The 1965 India-Pakistan war almost thwarted their plans, but after a journey by sea on the MV Guglielmo Marconi, they drove from Pakistan through Afghanistan, Iran and Iraq and up through Europe to London, a journey not possible today.

"It was a rare thing to do," Mr Arnold said.

"No-one flew, as it was too expensive.
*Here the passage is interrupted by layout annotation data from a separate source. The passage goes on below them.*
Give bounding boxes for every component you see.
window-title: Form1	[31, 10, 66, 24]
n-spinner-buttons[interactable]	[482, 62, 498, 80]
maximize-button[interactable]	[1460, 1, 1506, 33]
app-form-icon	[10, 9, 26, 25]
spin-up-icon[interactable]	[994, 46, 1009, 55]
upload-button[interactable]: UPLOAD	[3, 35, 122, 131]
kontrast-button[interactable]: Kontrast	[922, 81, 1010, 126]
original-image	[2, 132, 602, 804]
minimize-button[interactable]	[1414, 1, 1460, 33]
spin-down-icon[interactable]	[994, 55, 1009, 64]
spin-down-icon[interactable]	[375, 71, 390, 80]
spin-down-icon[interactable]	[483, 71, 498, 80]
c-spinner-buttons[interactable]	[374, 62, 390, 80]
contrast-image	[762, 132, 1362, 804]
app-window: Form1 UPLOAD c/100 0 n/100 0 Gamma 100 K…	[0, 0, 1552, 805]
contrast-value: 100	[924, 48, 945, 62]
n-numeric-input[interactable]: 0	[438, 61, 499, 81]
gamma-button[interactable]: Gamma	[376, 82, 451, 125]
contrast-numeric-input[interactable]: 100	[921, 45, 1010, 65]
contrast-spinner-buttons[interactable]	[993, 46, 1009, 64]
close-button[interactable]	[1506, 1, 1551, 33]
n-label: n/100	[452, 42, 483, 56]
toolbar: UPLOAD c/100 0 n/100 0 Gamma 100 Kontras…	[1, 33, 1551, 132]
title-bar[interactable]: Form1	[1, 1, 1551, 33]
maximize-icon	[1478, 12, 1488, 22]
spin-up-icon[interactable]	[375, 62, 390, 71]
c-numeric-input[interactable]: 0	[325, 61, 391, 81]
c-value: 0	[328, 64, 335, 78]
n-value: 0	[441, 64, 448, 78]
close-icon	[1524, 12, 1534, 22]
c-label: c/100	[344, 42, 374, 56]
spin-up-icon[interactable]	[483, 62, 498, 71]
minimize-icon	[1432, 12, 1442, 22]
But it was a very different world; a much more naive world.

"We had to do plenty of research, but even that was difficult.

"We couldn't get a map of Afghanistan . . . Noel had to draw a copy from a National Geographic magazine."

During the adventure, they had to grapple with corrupt officials, were accused of spying and one night in "the middle of nowhere" in Iran were awoken by a gun at the window.

After repeatedly telling the armed party they were tourists and only spoke English, they were eventually left alone.

"For a moment it was quite interesting," Mr Arnold said.

They also experienced numerous flat tyres and other assorted issues with their beloved van while battling some treacherous roads.

Mr Arnold described the trek as "life-changing".

"I grew up in a time of innocence, and I'd never left Australia it was very much a cultural awakening," he said.

His friend agreed, saying one of the key lessons he learnt was an "understanding of the common man".

"People are so friendly and interested, and wanted to help," he said.

"They'd advise us out of dangerous situations."

The pair finished the trip much better mates than they had begun.

"We never had a cross word from when we shook hands to go on the trip, to when we got to London," Mr Arnold said.

"We've had more rows about this book; 'no, that didn't happen there'."

Post-trip, Mr Arnold returned home, while Mr Cantrill stayed in London.

From early 1967 he worked as a sound recording engineer at a demo studio, Regent Sound Studio.

While there, he worked with Beatles producer George Martin, as well as acts including The Who.

The lifelong friends both now reside in Sydney, Mr Cantrill visited Kiama for the first time in at least a decade last week. Mr Arnold also has family in Gerringong and Wollongong.

"Frank and I followed separate careers but in retirement Frank suggested writing about our trip, initially for our families, but the relative success of that exercise prompted a clever young publisher, Daniel Woo, to develop the e-book," Mr Cantrill said of the 339-page tome.